Prof. Dr. Erhan Tatar'ın tedavi sürecinde kendisine çok yardımcı olduğunu aktaran Balat, şöyle dedi:
"Erhan hocam sağ olsun bir gece aradı. Kadavradan böbrek çıktığını, benim için uygun olduğunu, değerlendirilmesi gerektiğini söyledi. Şükür, böbrek nakli nasip oldu. Şu an çok mutluyum. Her organ bir hayat. Yaşamıma yeniden başlamış gibi bir his var. Diyaliz süreci geride kaldı. O yaşanan semptomlar, üzüntüler bunların hepsi geride kaldı. Böbrek de çok güzel çalışıyor."

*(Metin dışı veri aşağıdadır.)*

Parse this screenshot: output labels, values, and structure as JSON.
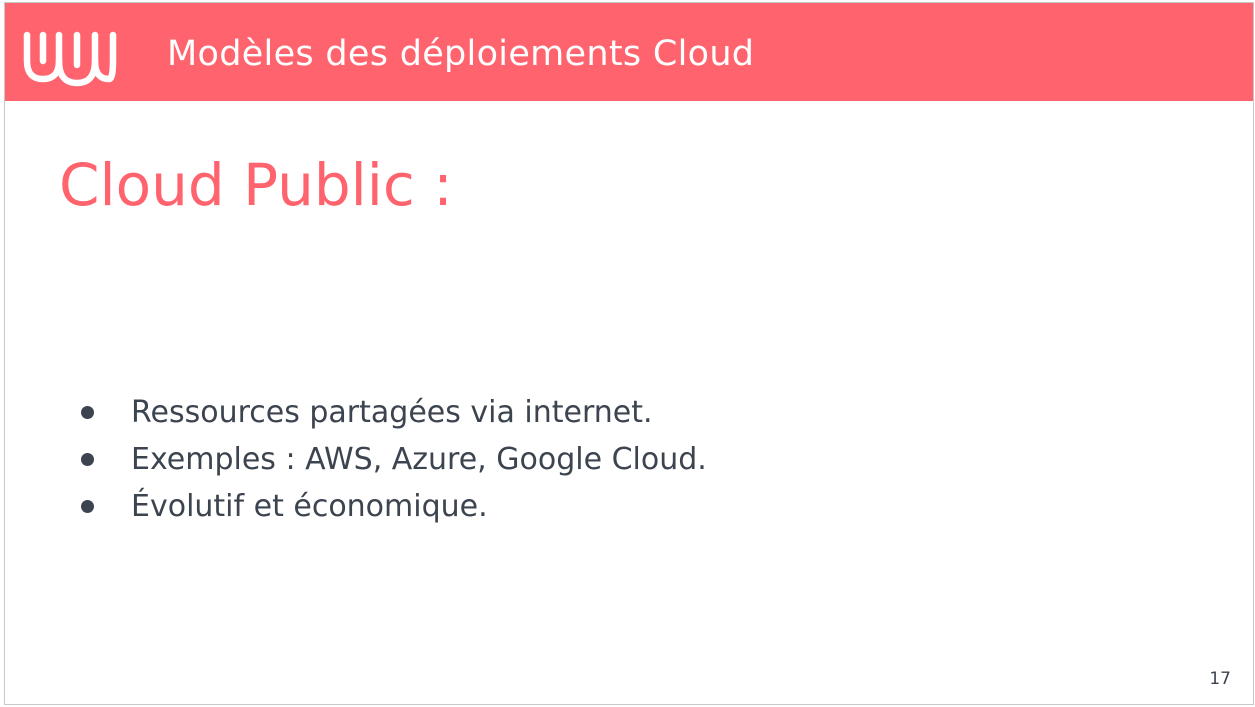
{
  "header": {
    "title": "Modèles des déploiements Cloud",
    "logo_icon": "wave-logo-icon"
  },
  "slide": {
    "title": "Cloud Public :",
    "bullets": [
      "Ressources partagées via internet.",
      "Exemples : AWS, Azure, Google Cloud.",
      "Évolutif et économique."
    ],
    "page_number": "17"
  },
  "colors": {
    "accent": "#ff646e",
    "text": "#3c4450",
    "background": "#ffffff"
  }
}
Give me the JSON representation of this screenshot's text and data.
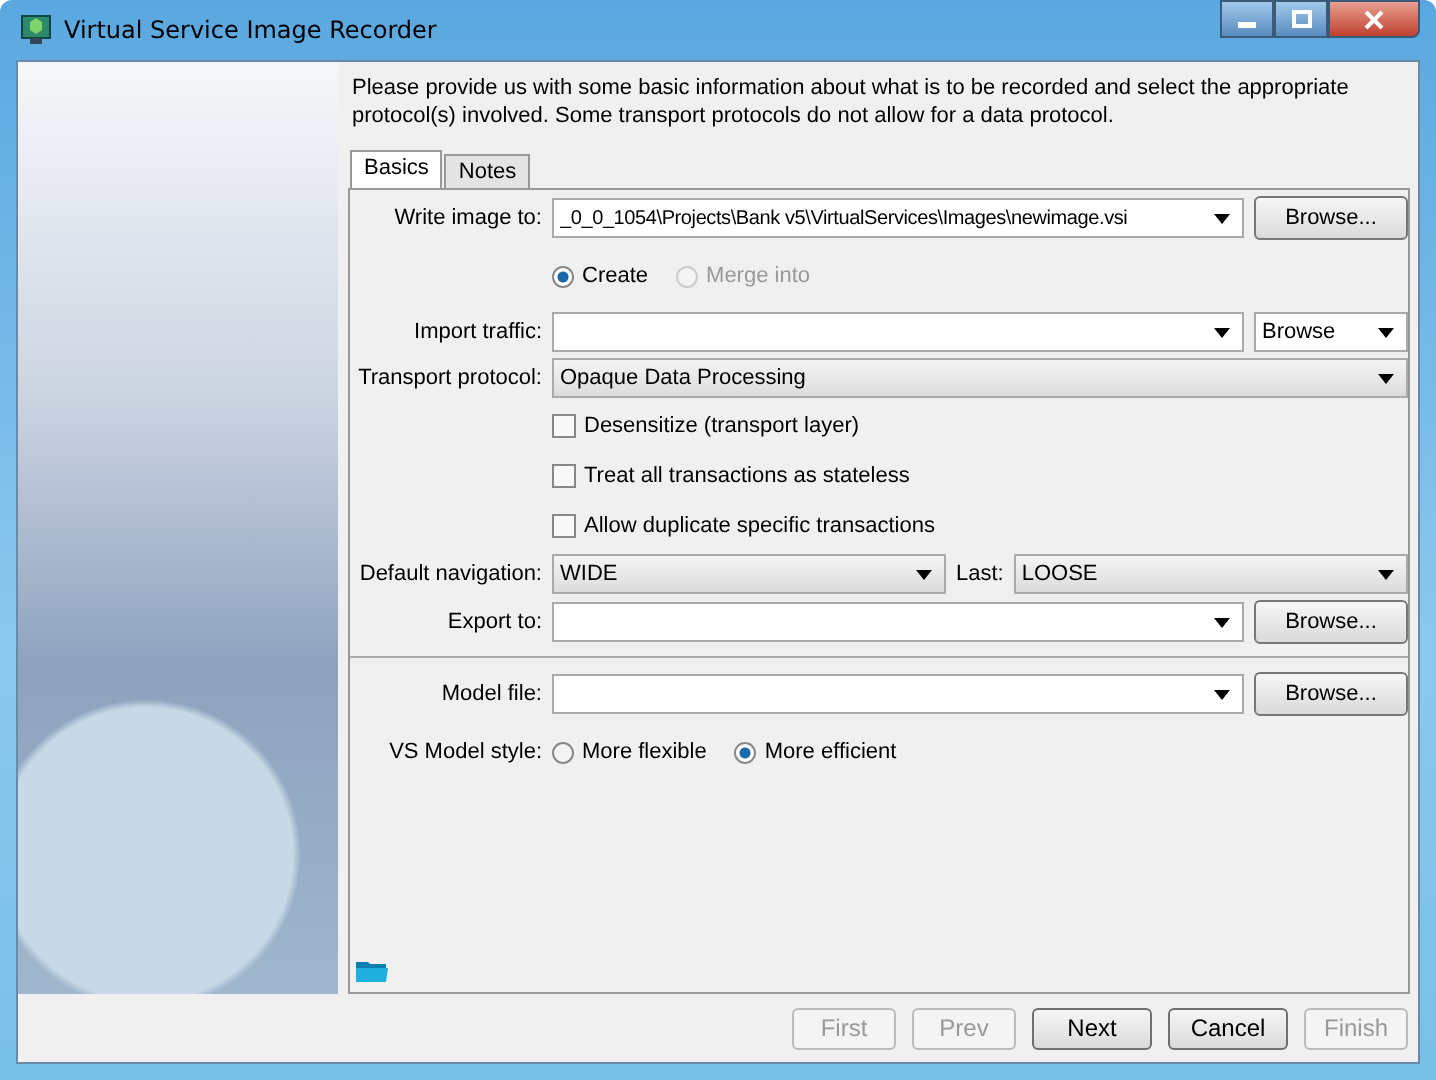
{
  "window": {
    "title": "Virtual Service Image Recorder"
  },
  "intro": "Please provide us with some basic information about what is to be recorded and select the appropriate protocol(s) involved.  Some transport protocols do not allow for a data protocol.",
  "tabs": [
    {
      "label": "Basics",
      "selected": true
    },
    {
      "label": "Notes",
      "selected": false
    }
  ],
  "write_image": {
    "label": "Write image to:",
    "value": "_0_0_1054\\Projects\\Bank v5\\VirtualServices\\Images\\newimage.vsi",
    "button": "Browse..."
  },
  "write_mode": [
    {
      "label": "Create",
      "selected": true,
      "disabled": false
    },
    {
      "label": "Merge into",
      "selected": false,
      "disabled": true
    }
  ],
  "import_traffic": {
    "label": "Import traffic:",
    "browse": "Browse"
  },
  "transport_protocol": {
    "label": "Transport protocol:",
    "value": "Opaque Data Processing"
  },
  "options": [
    {
      "label": "Desensitize (transport layer)",
      "checked": false
    },
    {
      "label": "Treat all transactions as stateless",
      "checked": false
    },
    {
      "label": "Allow duplicate specific transactions",
      "checked": false
    }
  ],
  "navigation": {
    "label": "Default navigation:",
    "value": "WIDE",
    "last_label": "Last:",
    "last_value": "LOOSE"
  },
  "export_to": {
    "label": "Export to:",
    "button": "Browse..."
  },
  "model_file": {
    "label": "Model file:",
    "button": "Browse..."
  },
  "model_style": {
    "label": "VS Model style:",
    "options": [
      {
        "label": "More flexible",
        "selected": false
      },
      {
        "label": "More efficient",
        "selected": true
      }
    ]
  },
  "footer_buttons": [
    {
      "label": "First",
      "disabled": true
    },
    {
      "label": "Prev",
      "disabled": true
    },
    {
      "label": "Next",
      "disabled": false
    },
    {
      "label": "Cancel",
      "disabled": false
    },
    {
      "label": "Finish",
      "disabled": true
    }
  ]
}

Hastalığı sürecinde eşinin de kendisini yalnız bırakmadığını aktaran Balat, eşinden böbrek nakli olmaya hazırlanırken uygun böbreğin bulunması nedeniyle de kendilerini şanslı hissettiklerini söyledi.

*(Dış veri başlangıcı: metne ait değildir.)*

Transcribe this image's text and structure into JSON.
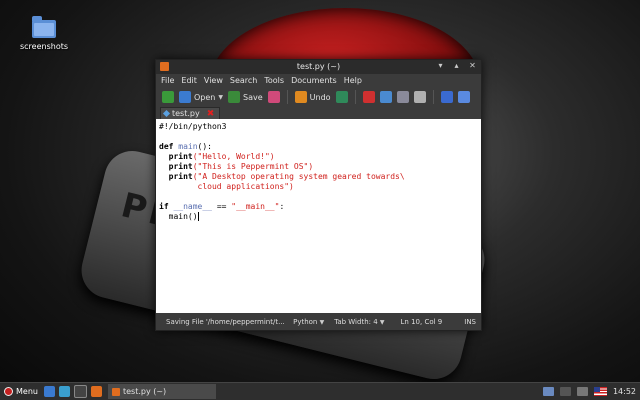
{
  "desktop": {
    "icons": [
      {
        "label": "screenshots",
        "icon": "folder-icon"
      }
    ]
  },
  "window": {
    "title": "test.py (~)",
    "menu": [
      "File",
      "Edit",
      "View",
      "Search",
      "Tools",
      "Documents",
      "Help"
    ],
    "toolbar": {
      "open_label": "Open",
      "save_label": "Save",
      "undo_label": "Undo"
    },
    "tab": {
      "label": "test.py"
    },
    "code": {
      "l1": "#!/bin/python3",
      "def_kw": "def",
      "fn_name": "main",
      "fn_tail": "():",
      "print": "print",
      "s1": "(\"Hello, World!\")",
      "s2": "(\"This is Peppermint OS\")",
      "s3a": "(\"A Desktop operating system geared towards\\",
      "s3b": "        cloud applications\")",
      "if_kw": "if",
      "name_var": "__name__",
      "eq": " == ",
      "main_str": "\"__main__\"",
      "colon": ":",
      "call": "main()"
    },
    "status": {
      "message": "Saving File '/home/peppermint/t...",
      "language": "Python",
      "tab_width": "Tab Width: 4",
      "position": "Ln 10, Col 9",
      "mode": "INS"
    }
  },
  "panel": {
    "menu_label": "Menu",
    "task_label": "test.py (~)",
    "clock": "14:52"
  },
  "colors": {
    "accent": "#e06d1f",
    "string": "#d0211d",
    "builtin": "#5a6fb0"
  }
}
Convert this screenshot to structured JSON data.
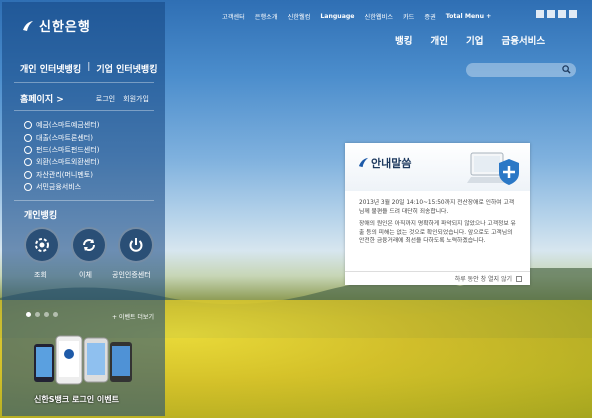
{
  "brand": {
    "name": "신한은행"
  },
  "top_links": [
    "고객센터",
    "은행소개",
    "신한웰컴",
    "Language",
    "신한웹비스",
    "카드",
    "증권",
    "Total Menu +"
  ],
  "main_nav": [
    "뱅킹",
    "개인",
    "기업",
    "금융서비스"
  ],
  "sidebar": {
    "internet_banking": [
      "개인 인터넷뱅킹",
      "기업 인터넷뱅킹"
    ],
    "home": "홈페이지 >",
    "login": "로그인",
    "signup": "회원가입",
    "menu": [
      "예금(스마트예금센터)",
      "대출(스마트론센터)",
      "펀드(스마트펀드센터)",
      "외환(스마트외환센터)",
      "자산관리(머니멘토)",
      "서민금융서비스"
    ],
    "personal_banking": "개인뱅킹",
    "pb_actions": [
      "조회",
      "이체",
      "공인인증센터"
    ],
    "event_more": "+ 이벤트 더보기",
    "promo": "신한S뱅크 로그인 이벤트"
  },
  "notice": {
    "title": "안내말씀",
    "paragraph1": "2013년 3월 20일 14:10~15:50까지 전산장애로 인하여 고객님께 불편을 드려 대단히 죄송합니다.",
    "paragraph2": "장애의 원인은 아직까지 명확하게 파악되지 않았으나 고객정보 유출 등의 피해는 없는 것으로 확인되었습니다. 앞으로도 고객님의 안전한 금융거래에 최선을 다하도록 노력하겠습니다.",
    "dont_show": "하루 동안 창 열지 않기"
  },
  "colors": {
    "brand_blue": "#1e5aa8",
    "sidebar_bg": "#14467f"
  }
}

"Bir insanın insana yapabileceği en büyük hayır"
Hastalarından ayrı kalmanın üzüntüsünü yaşadığını da aktaran Balat, şöyle konuştu:
"En kısa zamanda mesleğe dönmek, beyaz önlüğümü giymek, tekrar hastanede bulunmak, çocuk hastalarıma faydalı olmak istiyorum. Bu benim için en güzel mutluluk olur. Kendi rahatsızlığımı bildiğim için organ bağışının önemini vatandaşlara anlatıyordum. Bundan sonra daha fazla telkin etmeye çalışırım. Çünkü organ nakli çok önemli. Kadavradan ve canlıdan nakillerin daha da artması lazım. Çünkü bir organ bir hayat gerçekten. Bir insanın başka bir insana yapabileceği en büyük hayır, en büyük iyilik."

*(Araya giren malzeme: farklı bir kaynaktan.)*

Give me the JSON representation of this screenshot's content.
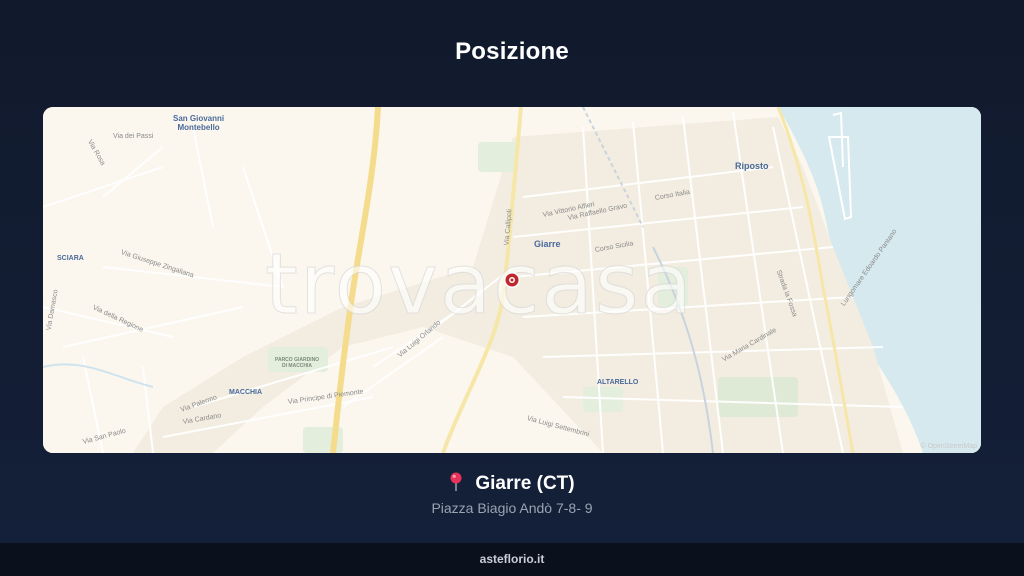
{
  "header": {
    "title": "Posizione"
  },
  "map": {
    "watermark": "trovacasa",
    "attribution": "© OpenStreetMap",
    "towns": {
      "san_giovanni": "San Giovanni\nMontebello",
      "riposto": "Riposto",
      "giarre": "Giarre",
      "sciara": "SCIARA",
      "macchia": "MACCHIA",
      "altarello": "ALTARELLO",
      "parco": "PARCO GIARDINO\nDI MACCHIA"
    },
    "streets": {
      "via_dei_passi": "Via dei Passi",
      "via_rosa": "Via Rosa",
      "via_giuseppe_zingaliana": "Via Giuseppe Zingaliana",
      "via_della_regione": "Via della Regione",
      "via_damasco": "Via Damasco",
      "via_luigi_orlando": "Via Luigi Orlando",
      "via_principe_di_piemonte": "Via Principe di Piemonte",
      "via_palermo": "Via Palermo",
      "via_cardano": "Via Cardano",
      "via_san_paolo": "Via San Paolo",
      "via_vittorio_alfieri": "Via Vittorio Alfieri",
      "via_raffaello": "Via Raffaello Gravo",
      "corso_italia": "Corso Italia",
      "corso_sicilia": "Corso Sicilia",
      "via_callipoli": "Via Callipoli",
      "via_luigi_settembrini": "Via Luigi Settembrini",
      "via_maria": "Via Maria Cardinale",
      "lungomare": "Lungomare Edoardo Pantano",
      "strada": "Strada la Fossa"
    }
  },
  "location": {
    "pin_icon": "round-pushpin-icon",
    "city": "Giarre (CT)",
    "address": "Piazza Biagio Andò 7-8- 9"
  },
  "footer": {
    "site": "asteflorio.it"
  },
  "colors": {
    "background": "#111a2c",
    "pin": "#c0272d",
    "sea": "#d5e8ef",
    "footer": "#0b111c"
  }
}
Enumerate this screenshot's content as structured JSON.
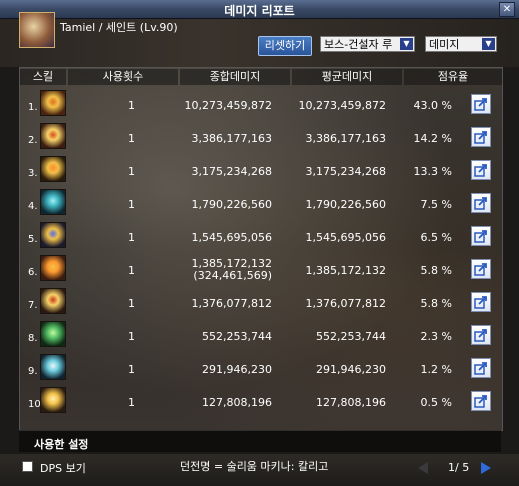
{
  "window": {
    "title": "데미지 리포트",
    "close_glyph": "✕"
  },
  "character": {
    "name": "Tamiel / 세인트 (Lv.90)"
  },
  "toolbar": {
    "reset_label": "리셋하기",
    "target_select": "보스-건설자 루",
    "mode_select": "데미지"
  },
  "table": {
    "headers": {
      "skill": "스킬",
      "count": "사용횟수",
      "total": "종합데미지",
      "avg": "평균데미지",
      "share": "점유율"
    },
    "rows": [
      {
        "rank": "1.",
        "count": "1",
        "total": "10,273,459,872",
        "avg": "10,273,459,872",
        "share": "43.0 %",
        "icon": "skill-icon-holy-1"
      },
      {
        "rank": "2.",
        "count": "1",
        "total": "3,386,177,163",
        "avg": "3,386,177,163",
        "share": "14.2 %",
        "icon": "skill-icon-holy-2"
      },
      {
        "rank": "3.",
        "count": "1",
        "total": "3,175,234,268",
        "avg": "3,175,234,268",
        "share": "13.3 %",
        "icon": "skill-icon-holy-3"
      },
      {
        "rank": "4.",
        "count": "1",
        "total": "1,790,226,560",
        "avg": "1,790,226,560",
        "share": "7.5 %",
        "icon": "skill-icon-holy-4"
      },
      {
        "rank": "5.",
        "count": "1",
        "total": "1,545,695,056",
        "avg": "1,545,695,056",
        "share": "6.5 %",
        "icon": "skill-icon-holy-5"
      },
      {
        "rank": "6.",
        "count": "1",
        "total": "1,385,172,132",
        "total_sub": "(324,461,569)",
        "avg": "1,385,172,132",
        "share": "5.8 %",
        "icon": "skill-icon-holy-6"
      },
      {
        "rank": "7.",
        "count": "1",
        "total": "1,376,077,812",
        "avg": "1,376,077,812",
        "share": "5.8 %",
        "icon": "skill-icon-holy-7"
      },
      {
        "rank": "8.",
        "count": "1",
        "total": "552,253,744",
        "avg": "552,253,744",
        "share": "2.3 %",
        "icon": "skill-icon-holy-8"
      },
      {
        "rank": "9.",
        "count": "1",
        "total": "291,946,230",
        "avg": "291,946,230",
        "share": "1.2 %",
        "icon": "skill-icon-holy-9"
      },
      {
        "rank": "10.",
        "count": "1",
        "total": "127,808,196",
        "avg": "127,808,196",
        "share": "0.5 %",
        "icon": "skill-icon-holy-10"
      }
    ]
  },
  "usage": {
    "label": "사용한 설정"
  },
  "footer": {
    "dps_label": "DPS 보기",
    "party_text": "던전명 = 술리움 마키나: 칼리고",
    "page": "1/ 5"
  },
  "colors": {
    "accent": "#2f6ad8",
    "icon_gold": "#f2c14a",
    "icon_orange": "#e0701e",
    "icon_teal": "#3fb4c0",
    "icon_green": "#57c267"
  }
}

"Kim olsa böbreğini verirdi"
Seçil Balat, eşi sağlığına kavuştuğu için çok mutlu olduklarını belirtti. Eşine böbreğini vermeyi planlarken kadavradan nakil olduğunu aktaran Seçil Balat, şöyle dedi:
"Hayat arkadaşım, eşim, kızımın babası. Kim olsa böbreğini verirdi. Doktor olduğum için de bu organın bende eksiklik yapmayacağını biliyorum. Tek böbrekle doğan insanlar var. Tek böbreği bazı sebepten dolayı alanın insanlar var, aynı şekilde hayatlarına devam ediyor. Ben de öyle olacaktım."
"Organ bağışı çok önemli"
Prof. Dr. Erhan Tatar, nakil ameliyatının ardından Balat'ın böbrek fonksiyonlarının normale döndüğünü anlattı.
Türkiye'de kadavradan yapılan organ nakil ameliyatlarının azaldığını hatırlatan Tatar, şöyle dedi:
"Gelişmiş ülkelerde, özellikle Avrupa ve Amerika'da nakiller öncelikli olarak kadavradan yapılıyor. Büyük çoğunluğu yüzde 80'i canlıdan, yüzde 20 de kadavradan nakil yapılıyor. Maalesef hastalarımızın organları toprak oluyor. Vatandaşlarımızın organ bağışı yapmaları çok önemli."